Neal Carter, Programme Director at Costain, reflects with Tangent on his experiences of the industry-leading social value programme developed by the Costain Skanska Joint Venture team delivering the HS2 Enabling Works – and how it could serve as a blueprint for best practice across the country.
Reflecting on the achievements of the Costain Skanska Joint Venture (CSjv) team delivering the HS2 Enabling Works, Neal simply says: “For me, this was why I wanted to become an engineer. I genuinely believe that major infrastructure projects can dramatically improve people’s lives – and it’s not just about the destination, the journey counts too.”
Over the last four years, Neal has experienced first-hand the positive difference that can be made by working closely with local communities and taking the time to understand their unique needs. Now he is committed to ensuring that other programmes benefit from the CSjv’s learnings.
To find out more about the CSjv social value programme and how it was tailored to the needs of its community, please click here.
- Delivering activities verified by the Social Value Portal as equivalent to £115m of social and economic value
- Reaching over 11,000 school students
- Creating jobs for over 200 previously unemployed people
- Creating 42 apprenticeships in quantity surveying, business administration, security, and civil engineering
- Helping nine homeless people to find full time jobs working for HS2 at our Euston and Old Oak Common sites
“We’ve learned so many things working with seven very different London boroughs. Our programme has been very successful because it has been bigger than any one organisation – it is a reflection of just what can be achieved through true collaboration.”

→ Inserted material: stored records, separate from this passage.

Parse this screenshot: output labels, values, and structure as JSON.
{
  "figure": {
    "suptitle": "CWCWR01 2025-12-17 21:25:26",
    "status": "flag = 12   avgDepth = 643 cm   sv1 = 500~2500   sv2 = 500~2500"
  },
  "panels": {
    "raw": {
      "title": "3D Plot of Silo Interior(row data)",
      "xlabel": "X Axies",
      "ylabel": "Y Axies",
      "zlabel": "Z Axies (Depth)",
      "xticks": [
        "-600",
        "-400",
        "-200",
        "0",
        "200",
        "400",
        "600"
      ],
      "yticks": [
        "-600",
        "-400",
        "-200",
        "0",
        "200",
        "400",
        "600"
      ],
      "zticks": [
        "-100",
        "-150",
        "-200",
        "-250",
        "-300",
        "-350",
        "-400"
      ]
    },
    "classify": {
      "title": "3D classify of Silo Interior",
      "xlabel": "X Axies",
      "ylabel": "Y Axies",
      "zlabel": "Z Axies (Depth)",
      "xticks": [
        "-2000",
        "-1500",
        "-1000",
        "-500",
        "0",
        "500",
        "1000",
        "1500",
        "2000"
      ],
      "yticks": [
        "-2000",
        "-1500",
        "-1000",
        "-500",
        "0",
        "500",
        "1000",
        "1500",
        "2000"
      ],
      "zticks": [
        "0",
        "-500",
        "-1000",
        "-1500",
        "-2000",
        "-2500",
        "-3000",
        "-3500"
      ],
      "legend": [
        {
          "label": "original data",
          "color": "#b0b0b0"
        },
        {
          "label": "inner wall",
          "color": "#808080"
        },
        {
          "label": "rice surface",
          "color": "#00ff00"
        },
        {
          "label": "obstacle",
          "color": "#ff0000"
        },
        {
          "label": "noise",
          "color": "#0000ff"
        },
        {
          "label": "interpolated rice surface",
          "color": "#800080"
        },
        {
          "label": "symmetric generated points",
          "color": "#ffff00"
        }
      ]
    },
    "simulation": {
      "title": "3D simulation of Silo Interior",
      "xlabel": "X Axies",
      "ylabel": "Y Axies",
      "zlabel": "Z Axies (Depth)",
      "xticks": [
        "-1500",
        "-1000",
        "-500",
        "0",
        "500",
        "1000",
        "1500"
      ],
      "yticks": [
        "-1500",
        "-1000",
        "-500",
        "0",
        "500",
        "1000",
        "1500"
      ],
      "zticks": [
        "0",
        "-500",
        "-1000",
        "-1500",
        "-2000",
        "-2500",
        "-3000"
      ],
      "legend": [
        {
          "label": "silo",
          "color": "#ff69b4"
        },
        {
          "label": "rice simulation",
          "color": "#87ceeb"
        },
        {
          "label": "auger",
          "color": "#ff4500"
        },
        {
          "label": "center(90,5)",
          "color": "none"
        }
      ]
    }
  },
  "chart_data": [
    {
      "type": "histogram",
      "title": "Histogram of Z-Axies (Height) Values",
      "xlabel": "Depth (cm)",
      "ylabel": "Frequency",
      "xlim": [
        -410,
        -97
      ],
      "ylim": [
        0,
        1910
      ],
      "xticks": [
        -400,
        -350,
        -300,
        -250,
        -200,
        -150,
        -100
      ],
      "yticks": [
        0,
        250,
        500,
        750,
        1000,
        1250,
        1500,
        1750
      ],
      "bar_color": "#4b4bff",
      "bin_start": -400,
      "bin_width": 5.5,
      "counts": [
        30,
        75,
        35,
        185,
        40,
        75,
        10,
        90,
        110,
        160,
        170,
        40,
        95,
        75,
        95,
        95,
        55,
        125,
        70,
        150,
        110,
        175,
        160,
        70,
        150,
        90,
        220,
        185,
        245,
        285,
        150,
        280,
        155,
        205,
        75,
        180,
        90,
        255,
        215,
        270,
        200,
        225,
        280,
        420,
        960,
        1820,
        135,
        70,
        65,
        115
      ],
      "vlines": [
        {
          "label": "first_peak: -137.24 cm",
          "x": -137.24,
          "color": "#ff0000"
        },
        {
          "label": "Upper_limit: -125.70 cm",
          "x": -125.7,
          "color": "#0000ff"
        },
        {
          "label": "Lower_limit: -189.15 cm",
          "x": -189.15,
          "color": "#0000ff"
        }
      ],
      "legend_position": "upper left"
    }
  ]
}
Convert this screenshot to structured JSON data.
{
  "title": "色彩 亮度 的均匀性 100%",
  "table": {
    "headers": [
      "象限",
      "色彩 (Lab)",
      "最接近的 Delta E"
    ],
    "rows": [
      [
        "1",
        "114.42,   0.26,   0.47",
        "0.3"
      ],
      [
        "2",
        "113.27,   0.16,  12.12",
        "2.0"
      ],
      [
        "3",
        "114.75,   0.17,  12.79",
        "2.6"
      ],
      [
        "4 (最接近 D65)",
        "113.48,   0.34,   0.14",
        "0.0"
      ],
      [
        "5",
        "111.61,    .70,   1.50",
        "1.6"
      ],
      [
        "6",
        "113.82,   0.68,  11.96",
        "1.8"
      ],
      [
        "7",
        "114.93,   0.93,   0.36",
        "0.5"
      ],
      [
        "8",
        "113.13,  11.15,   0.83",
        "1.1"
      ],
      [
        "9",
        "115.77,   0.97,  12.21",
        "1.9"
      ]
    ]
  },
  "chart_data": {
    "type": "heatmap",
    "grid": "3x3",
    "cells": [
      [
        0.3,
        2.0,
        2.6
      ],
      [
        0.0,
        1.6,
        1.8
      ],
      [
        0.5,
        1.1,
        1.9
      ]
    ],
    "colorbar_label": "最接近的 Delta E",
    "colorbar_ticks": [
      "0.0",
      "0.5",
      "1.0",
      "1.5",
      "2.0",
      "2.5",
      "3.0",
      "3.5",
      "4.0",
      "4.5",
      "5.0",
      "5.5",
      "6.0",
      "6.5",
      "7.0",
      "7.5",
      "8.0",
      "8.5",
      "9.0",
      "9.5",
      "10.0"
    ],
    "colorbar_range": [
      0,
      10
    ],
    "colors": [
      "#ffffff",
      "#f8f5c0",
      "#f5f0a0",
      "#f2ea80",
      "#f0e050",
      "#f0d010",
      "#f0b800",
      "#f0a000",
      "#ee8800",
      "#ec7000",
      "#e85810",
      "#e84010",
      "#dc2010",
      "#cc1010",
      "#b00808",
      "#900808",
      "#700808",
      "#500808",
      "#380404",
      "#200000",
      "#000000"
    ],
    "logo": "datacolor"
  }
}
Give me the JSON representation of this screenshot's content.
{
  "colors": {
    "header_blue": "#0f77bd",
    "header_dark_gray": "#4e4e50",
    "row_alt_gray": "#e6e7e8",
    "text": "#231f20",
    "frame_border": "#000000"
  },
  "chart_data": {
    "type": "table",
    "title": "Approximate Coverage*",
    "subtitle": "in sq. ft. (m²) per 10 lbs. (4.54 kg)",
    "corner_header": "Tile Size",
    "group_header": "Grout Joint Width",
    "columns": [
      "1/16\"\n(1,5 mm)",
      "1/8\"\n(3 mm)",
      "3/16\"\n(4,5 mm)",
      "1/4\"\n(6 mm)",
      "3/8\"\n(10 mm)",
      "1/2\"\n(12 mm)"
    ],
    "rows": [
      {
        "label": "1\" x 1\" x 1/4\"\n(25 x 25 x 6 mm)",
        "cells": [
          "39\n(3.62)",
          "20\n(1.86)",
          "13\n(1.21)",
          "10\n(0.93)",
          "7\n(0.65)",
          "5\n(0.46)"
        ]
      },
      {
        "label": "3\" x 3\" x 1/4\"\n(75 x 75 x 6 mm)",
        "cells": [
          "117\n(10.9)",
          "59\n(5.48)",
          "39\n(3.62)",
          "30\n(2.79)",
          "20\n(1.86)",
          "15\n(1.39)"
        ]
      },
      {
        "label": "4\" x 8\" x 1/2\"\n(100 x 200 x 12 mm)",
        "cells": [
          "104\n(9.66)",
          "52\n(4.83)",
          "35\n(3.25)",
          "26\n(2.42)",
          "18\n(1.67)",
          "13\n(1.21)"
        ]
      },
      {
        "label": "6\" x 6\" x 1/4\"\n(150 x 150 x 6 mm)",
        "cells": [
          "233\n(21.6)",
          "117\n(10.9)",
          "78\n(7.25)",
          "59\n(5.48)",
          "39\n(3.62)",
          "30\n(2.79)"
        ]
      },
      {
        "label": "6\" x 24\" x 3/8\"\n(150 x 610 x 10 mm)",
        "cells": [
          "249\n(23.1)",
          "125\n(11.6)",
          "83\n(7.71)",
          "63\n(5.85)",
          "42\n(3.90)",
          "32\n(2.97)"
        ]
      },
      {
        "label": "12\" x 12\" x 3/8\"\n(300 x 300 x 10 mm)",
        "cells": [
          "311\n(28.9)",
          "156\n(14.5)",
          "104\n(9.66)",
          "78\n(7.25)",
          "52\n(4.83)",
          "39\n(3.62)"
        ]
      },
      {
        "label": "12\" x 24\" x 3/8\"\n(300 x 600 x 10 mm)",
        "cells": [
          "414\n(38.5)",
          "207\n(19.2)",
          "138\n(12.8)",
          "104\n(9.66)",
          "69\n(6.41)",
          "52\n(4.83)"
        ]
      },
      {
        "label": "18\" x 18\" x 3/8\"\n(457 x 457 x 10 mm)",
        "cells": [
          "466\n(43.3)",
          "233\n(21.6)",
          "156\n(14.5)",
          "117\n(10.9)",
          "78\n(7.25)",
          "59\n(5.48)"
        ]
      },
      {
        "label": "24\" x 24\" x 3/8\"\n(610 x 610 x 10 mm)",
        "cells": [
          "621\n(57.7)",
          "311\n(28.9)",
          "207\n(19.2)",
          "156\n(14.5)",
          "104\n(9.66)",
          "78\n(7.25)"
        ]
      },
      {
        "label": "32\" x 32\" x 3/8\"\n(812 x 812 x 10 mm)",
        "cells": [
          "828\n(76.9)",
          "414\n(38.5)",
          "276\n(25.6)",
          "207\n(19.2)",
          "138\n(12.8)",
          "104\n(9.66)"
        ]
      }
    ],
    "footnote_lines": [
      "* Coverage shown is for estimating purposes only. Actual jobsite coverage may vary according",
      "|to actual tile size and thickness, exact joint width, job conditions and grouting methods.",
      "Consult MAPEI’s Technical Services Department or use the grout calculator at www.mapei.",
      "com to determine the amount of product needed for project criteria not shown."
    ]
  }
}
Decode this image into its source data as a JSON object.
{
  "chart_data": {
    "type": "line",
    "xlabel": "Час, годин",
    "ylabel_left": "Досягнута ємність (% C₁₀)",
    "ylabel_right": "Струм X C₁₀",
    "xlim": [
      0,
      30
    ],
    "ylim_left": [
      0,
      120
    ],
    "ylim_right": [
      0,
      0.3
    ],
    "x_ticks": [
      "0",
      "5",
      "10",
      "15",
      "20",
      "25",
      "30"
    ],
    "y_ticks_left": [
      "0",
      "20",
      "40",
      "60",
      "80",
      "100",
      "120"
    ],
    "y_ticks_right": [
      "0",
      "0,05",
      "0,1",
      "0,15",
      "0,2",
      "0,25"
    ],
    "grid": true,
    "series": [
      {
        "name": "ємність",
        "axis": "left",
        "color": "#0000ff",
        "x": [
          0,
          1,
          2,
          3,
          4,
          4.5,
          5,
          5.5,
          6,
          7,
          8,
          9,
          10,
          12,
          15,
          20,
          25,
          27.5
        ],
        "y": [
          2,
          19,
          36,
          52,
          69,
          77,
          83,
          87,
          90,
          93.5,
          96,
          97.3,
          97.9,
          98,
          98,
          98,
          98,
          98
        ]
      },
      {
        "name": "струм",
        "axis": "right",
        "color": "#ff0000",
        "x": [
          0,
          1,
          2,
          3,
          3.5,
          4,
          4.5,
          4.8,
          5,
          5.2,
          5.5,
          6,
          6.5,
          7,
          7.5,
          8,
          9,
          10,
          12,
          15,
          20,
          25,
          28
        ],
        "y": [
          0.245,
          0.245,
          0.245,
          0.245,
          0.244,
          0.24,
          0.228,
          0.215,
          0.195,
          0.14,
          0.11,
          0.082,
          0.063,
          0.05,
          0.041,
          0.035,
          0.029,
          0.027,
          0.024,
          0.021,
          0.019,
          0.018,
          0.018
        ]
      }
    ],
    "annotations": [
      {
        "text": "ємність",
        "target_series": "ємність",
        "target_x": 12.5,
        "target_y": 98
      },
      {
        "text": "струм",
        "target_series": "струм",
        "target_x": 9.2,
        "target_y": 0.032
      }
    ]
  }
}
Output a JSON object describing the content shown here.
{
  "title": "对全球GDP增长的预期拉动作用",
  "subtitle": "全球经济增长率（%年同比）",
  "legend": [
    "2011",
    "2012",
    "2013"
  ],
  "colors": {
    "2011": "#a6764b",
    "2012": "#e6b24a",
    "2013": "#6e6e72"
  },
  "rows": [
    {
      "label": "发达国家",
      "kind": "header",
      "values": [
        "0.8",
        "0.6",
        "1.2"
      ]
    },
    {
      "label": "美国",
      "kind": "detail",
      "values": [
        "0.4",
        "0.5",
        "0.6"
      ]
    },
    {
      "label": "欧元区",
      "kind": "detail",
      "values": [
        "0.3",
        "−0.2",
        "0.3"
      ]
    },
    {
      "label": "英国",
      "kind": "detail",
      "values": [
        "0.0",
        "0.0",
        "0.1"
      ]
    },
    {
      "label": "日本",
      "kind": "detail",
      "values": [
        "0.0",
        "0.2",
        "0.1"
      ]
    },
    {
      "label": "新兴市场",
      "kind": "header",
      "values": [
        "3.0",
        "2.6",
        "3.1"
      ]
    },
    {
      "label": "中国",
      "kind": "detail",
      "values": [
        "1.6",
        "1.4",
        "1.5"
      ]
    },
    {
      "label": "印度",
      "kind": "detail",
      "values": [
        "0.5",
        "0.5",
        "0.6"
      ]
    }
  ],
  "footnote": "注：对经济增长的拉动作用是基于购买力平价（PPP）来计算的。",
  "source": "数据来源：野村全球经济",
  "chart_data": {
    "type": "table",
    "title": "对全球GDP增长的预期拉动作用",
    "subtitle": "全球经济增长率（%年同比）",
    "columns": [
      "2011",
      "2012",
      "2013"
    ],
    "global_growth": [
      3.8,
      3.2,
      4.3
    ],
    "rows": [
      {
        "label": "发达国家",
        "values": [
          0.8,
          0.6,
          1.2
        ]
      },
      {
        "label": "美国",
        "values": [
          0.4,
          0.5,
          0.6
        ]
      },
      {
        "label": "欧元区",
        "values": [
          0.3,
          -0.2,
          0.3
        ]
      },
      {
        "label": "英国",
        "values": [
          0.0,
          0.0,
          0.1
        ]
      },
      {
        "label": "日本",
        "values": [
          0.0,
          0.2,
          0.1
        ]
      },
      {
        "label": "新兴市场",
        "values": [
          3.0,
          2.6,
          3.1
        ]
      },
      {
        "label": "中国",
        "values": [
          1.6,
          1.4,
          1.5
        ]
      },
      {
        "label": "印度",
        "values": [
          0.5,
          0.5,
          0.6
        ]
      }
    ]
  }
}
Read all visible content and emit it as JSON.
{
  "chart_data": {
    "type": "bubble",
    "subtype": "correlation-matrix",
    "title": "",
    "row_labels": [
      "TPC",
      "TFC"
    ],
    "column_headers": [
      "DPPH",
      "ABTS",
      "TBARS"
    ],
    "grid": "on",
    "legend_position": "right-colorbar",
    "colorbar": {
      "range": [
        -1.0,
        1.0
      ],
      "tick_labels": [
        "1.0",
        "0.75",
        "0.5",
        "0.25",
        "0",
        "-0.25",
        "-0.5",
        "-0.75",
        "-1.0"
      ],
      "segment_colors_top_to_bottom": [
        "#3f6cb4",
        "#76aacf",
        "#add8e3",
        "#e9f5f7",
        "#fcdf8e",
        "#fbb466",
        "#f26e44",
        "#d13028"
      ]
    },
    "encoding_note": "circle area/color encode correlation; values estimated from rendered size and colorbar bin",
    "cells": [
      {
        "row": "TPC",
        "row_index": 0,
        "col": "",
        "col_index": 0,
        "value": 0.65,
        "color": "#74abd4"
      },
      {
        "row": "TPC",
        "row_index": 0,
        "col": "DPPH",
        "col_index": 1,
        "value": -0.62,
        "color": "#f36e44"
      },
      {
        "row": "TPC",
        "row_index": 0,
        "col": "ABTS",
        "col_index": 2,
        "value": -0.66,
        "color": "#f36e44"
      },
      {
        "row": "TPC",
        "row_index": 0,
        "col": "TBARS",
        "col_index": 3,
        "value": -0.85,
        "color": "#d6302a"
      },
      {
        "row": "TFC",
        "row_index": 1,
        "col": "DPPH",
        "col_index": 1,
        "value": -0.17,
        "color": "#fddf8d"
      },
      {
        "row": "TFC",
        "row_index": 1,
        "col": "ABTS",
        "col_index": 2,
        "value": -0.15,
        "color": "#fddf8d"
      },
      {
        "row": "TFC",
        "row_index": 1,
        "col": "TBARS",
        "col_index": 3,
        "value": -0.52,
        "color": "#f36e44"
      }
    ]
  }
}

We’ve learned so many things working with seven very different London boroughs. Our programme has been very successful because it has been bigger than any one organisation – it is a reflection of just what can be achieved through true collaboration
Here are Neal’s recommendations for future projects:
- A successful social value programme needs to be driven by the team’s shared values and commitment to making it a success.
- While no two communities are the same, if you give your community a voice and let that voice guide your programme, then it becomes a tool of empowerment and can be used to help tackle inequalities.
- Design your social value legacy with the end goal in sight – in five- or 10-years’ time, how will it have shaped the community’s prospects?
- Two – or five – heads are better than one: the strength of your programme is in the strength of its partnerships. In the case of the HS2 Enabling Works, we partnered with our local community and in the summer, we also became a founding partner of the Empowering Communities initiative. This meant that we were able to maximise the support which we could offer by working with industry partners.
- Measure by outcome: you need to measure the success of your activities to show the impact of your support, which might take the form of time, mentoring, sponsoring of a shared venture, outreach or educational activities. To do this, it is crucial that you evaluate the outcome of your efforts.
Making this work across the country
Neal concludes: “We share the CBI’s conviction that social value should be embedded within public/private partnerships and have direct experience of the benefits this approach can bring to local communities.
We share the CBI’s conviction that social value should be embedded within public/private partnerships
As new major infrastructure projects begin, they have the potential to act as a lever for levelling up communities by providing new opportunities based on what each community needs.”